La justice vient d’annuler les projets de quinze retenues d’eau en Nouvelle-Aquitaine
Ces réserves, d’une capacité totale d’environ 3 millions de mètres cubes, devaient être installées dans la Charente, la Charente-Maritime, les Deux-Sèvres ainsi que la Vienne, où le tribunal administratif a considéré que «le projet n’est pas associé à de réelles mesures d’économie d’eau». L’autorisation de faire ces bassines avait été basée sur une étude du BRGM à qui il n'avait pas été demandé de prendre en compte le changement climatique. On ne peut que regretter que certaines aides publiques aillent vers des activités nuisibles à la cause climatique. Cela montre bien l’intérêt de la formation des fonctionnaires. Les ressources en eau sont importantes pour l’agriculture, mais pas seulement pour le maïs, lequel est accusé par les détracteurs des «mégabassines» d’être très gourmands en eau dans le seul but de la production bovine. Le sujet mérite mieux que les blocages idéologiques qu’il suscite, et par ailleurs la situation évolue positivement : on mange de moins en moins de viande, de plus en plus local, et les fuites des réseaux d’eau potable sont peu à peu colmatées (la consommation d’eau douce a diminué).
C’est quoi un inversac ?
Prenons l’exemple du bassin de Thau, l’eau d’un étang est saumâtre, constituée, à la fois, d’eau salée et d’eau douce. Et sous la lagune, il y a une nappe phréatique, qui, elle, n’est constituée que d’eau douce. Lorsque cet écosystème fonctionne normalement, la pression de la nappe phréatique est plus forte que celle de l’étang, ce qui permet à l’eau douce de remonter dans le bassin, et de l’enrichir en eau douce. Un inversac, c’est quand le phénomène inverse se produit : lorsque le niveau de la nappe phréatique est beaucoup trop faible, l’eau saumâtre prend le dessus, et pénètre sous la terre sous forme d’un «biseau salé», et pollue la nappe d’eau douce. Cela se produit parfois, en cas de sécheresse prolongée, et sera de plus en plus fréquent avec la hausse du niveau marin et si les conditions de sécheresse s’accentuent .
Fonte des calottes polaires : le cas de l’Antarctique ouest
Tout comme le Groenland, le continent antarctique est une cuvette qui contient les glaciers, mais sa partie ouest flotte sur l’océan et n’est retenue que par des pointes rocheuses sur lesquelles elle repose.
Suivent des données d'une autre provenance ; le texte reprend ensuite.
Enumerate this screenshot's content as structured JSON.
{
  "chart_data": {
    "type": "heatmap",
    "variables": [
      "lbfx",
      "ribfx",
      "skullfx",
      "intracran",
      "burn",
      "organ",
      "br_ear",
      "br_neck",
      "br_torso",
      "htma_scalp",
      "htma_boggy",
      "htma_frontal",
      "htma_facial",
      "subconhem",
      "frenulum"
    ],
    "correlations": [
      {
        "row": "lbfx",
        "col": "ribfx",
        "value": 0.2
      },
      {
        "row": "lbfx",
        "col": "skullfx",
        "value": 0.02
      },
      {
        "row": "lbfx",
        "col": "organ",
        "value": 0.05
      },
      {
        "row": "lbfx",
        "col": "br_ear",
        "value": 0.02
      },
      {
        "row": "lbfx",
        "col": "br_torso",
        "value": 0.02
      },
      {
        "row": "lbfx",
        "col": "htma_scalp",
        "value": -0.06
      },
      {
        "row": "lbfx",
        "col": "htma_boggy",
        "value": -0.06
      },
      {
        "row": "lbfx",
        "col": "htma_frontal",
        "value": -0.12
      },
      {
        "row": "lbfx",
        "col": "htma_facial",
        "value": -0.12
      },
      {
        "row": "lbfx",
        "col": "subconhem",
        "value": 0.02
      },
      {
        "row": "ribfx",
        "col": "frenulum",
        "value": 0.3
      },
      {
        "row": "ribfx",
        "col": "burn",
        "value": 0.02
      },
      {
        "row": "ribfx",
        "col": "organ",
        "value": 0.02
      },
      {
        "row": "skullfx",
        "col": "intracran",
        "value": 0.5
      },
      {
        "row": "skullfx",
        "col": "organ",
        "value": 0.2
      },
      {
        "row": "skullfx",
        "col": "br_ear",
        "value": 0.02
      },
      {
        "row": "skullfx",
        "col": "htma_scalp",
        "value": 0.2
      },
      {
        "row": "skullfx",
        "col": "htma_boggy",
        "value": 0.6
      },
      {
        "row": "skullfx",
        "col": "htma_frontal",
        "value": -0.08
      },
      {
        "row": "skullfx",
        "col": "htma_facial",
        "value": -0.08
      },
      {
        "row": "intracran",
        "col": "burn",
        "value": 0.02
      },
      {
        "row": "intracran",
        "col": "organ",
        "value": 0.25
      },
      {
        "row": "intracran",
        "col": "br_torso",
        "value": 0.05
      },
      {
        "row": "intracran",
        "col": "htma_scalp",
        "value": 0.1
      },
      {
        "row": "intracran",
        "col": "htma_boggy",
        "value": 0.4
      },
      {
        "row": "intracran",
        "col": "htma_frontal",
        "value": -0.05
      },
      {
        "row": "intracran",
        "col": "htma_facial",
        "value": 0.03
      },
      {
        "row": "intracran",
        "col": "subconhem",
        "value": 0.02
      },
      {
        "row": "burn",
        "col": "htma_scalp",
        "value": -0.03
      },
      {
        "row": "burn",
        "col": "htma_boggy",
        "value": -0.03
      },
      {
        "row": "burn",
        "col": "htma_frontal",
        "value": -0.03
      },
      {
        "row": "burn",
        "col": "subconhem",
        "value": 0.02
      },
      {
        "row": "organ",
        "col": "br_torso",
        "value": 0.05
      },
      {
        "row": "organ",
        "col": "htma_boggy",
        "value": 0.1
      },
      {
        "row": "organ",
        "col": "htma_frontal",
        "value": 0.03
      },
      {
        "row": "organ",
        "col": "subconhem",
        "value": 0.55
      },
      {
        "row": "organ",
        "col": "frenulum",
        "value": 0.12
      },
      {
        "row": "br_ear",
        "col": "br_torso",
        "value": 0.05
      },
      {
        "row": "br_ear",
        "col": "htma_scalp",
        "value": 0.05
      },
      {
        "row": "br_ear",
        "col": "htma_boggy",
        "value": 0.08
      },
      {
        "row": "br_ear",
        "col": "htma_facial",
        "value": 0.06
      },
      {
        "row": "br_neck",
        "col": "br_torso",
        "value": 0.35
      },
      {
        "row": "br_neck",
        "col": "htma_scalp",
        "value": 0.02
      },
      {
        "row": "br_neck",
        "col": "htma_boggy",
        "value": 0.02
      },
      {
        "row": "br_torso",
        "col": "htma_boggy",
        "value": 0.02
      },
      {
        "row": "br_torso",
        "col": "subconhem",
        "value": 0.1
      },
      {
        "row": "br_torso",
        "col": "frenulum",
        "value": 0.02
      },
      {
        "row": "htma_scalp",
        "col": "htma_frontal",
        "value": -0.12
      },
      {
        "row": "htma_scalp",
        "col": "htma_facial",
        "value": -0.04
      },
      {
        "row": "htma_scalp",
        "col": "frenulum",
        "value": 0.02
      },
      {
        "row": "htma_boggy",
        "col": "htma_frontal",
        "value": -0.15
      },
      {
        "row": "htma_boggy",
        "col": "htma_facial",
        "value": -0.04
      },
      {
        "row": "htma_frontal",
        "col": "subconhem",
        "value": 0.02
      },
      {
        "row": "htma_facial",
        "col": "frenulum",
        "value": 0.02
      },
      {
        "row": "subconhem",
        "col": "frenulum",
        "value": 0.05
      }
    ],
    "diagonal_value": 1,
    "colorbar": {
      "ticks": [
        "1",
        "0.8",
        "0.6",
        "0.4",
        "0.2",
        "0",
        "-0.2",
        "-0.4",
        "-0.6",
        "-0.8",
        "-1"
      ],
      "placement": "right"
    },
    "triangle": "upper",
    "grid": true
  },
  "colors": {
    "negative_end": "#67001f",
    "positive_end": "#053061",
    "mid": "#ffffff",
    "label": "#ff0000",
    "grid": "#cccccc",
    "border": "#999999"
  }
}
L’océan passe sous cette partie de la calotte, et comme il devient moins froid du fait du réchauffement global, la fonte des glaciers a tendance à s’accélérer, et le risque est que, à une échéance plus ou moins lointaine selon nos efforts pour contrer le réchauffement du climat, ce glacier ouest se détache du continent antarctique et nourrisse une forte hausse du niveau marin. Ce scénario est décrit par de nombreux articles scientifiques, souvent repris et amplifiés par les médias. Un article sur ce point est en préparation au Club des Argonautes.
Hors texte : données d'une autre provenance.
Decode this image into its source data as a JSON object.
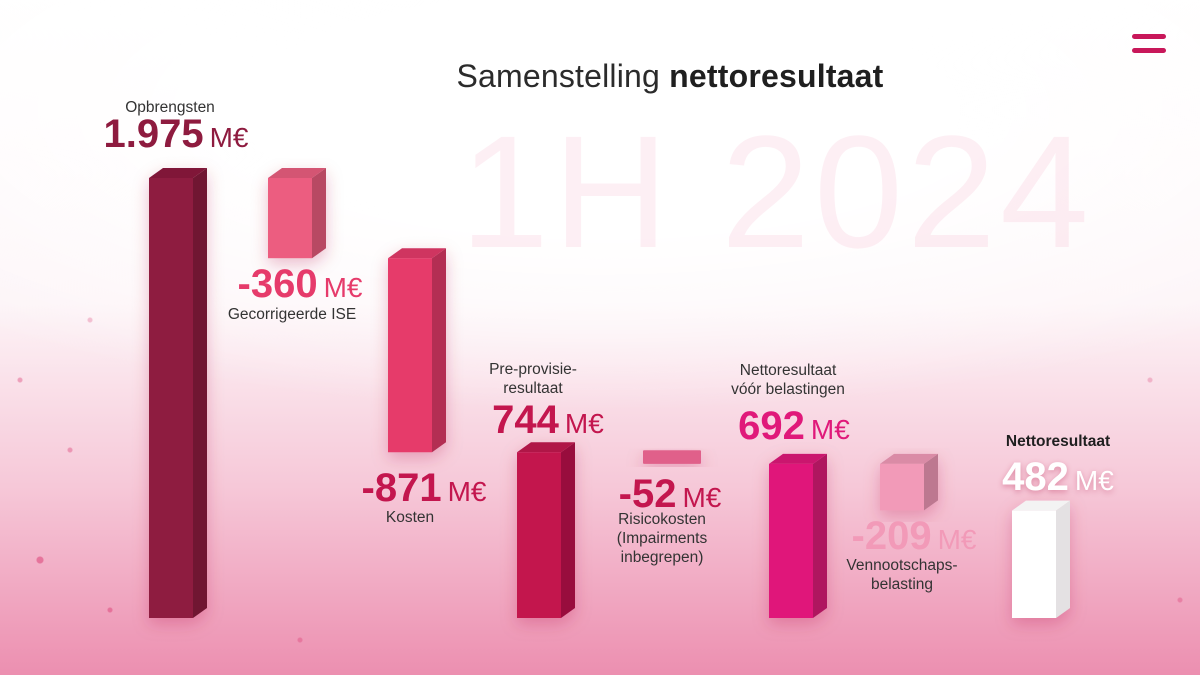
{
  "title": {
    "plain": "Samenstelling ",
    "bold": "nettoresultaat"
  },
  "period_watermark": "1H 2024",
  "colors": {
    "revenue": "#8e1b3f",
    "negative_light": "#ec5d80",
    "costs": "#e63b6b",
    "ppr": "#c3164e",
    "risk": "#e0608a",
    "pretax": "#e0197a",
    "tax": "#f29ab8",
    "net": "#ffffff"
  },
  "chart_data": {
    "type": "waterfall",
    "title": "Samenstelling nettoresultaat",
    "period": "1H 2024",
    "unit": "M€",
    "steps": [
      {
        "key": "revenue",
        "label": "Opbrengsten",
        "value": 1975,
        "display": "1.975",
        "kind": "total",
        "color": "#8e1b3f",
        "value_color": "#8e1b3f"
      },
      {
        "key": "ise",
        "label": "Gecorrigeerde ISE",
        "value": -360,
        "display": "-360",
        "kind": "delta",
        "color": "#ec5d80",
        "value_color": "#e63b6b"
      },
      {
        "key": "costs",
        "label": "Kosten",
        "value": -871,
        "display": "-871",
        "kind": "delta",
        "color": "#e63b6b",
        "value_color": "#c3164e"
      },
      {
        "key": "ppr",
        "label": "Pre-provisie-\nresultaat",
        "value": 744,
        "display": "744",
        "kind": "total",
        "color": "#c3164e",
        "value_color": "#c3164e"
      },
      {
        "key": "risk",
        "label": "Risicokosten\n(Impairments\ninbegrepen)",
        "value": -52,
        "display": "-52",
        "kind": "delta",
        "color": "#e0608a",
        "value_color": "#c3164e"
      },
      {
        "key": "pretax",
        "label": "Nettoresultaat\nvóór belastingen",
        "value": 692,
        "display": "692",
        "kind": "total",
        "color": "#e0197a",
        "value_color": "#e0197a"
      },
      {
        "key": "tax",
        "label": "Vennootschaps-\nbelasting",
        "value": -209,
        "display": "-209",
        "kind": "delta",
        "color": "#f29ab8",
        "value_color": "#f29ab8"
      },
      {
        "key": "net",
        "label": "Nettoresultaat",
        "value": 482,
        "display": "482",
        "kind": "total",
        "color": "#ffffff",
        "value_color": "#ffffff"
      }
    ]
  }
}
Le puits de carbone dans les forêts à revoir à la baisse
Le taux de gaz carbonique dans l’atmosphère s’accroît à une vitesse de 2 ppm par an, mais ceci ne représente que la moitié environ de nos émissions : le reste est absorbé à parts à peu près égales par les «puits» océanique, et végétation terrestre. Davantage de gaz carbonique dans l’atmosphère favorise en effet la croissance des végétaux. Planter des forêts pour renforcer ces puits est donc une façon de lutter contre le changement climatique. Depuis quelques années, on constate que cette fixation de carbone par les végétaux devient de moins en moins efficace : l’Amazonie, souvent désignée comme le «poumon de la planète» a rejeté en 2022 plus de gaz carbonique qu’elle n’en a absorbé, à cause des feux de défrichement, mais aussi à cause de la sécheresse anormale qui a sévi ces dernières années. Les forêts tropicales ont le plus fort potentiel pour capturer le carbone, à cause de leur croissance rapide, mais du fait d’un déboisement intensif, leur bilan carbone est faible. Ce sont finalement les jeunes forêts boréales et tempérées qui jouent le mieux ce rôle de puits de carbone. En France, où la sécheresse a entraîné le dépérissement des forêts et des attaques d’insectes xylophages (les scolytes font de gros dégâts parmi les résineux), le bilan carbone des forêts diminue et s’est même annulé en 2022 où les incendies en ont détruit plus de 70 000 hectares. L’année 2023 est marquée par les gigantesques incendies du Canada, auxquels il faut ajouter ceux de Sibérie.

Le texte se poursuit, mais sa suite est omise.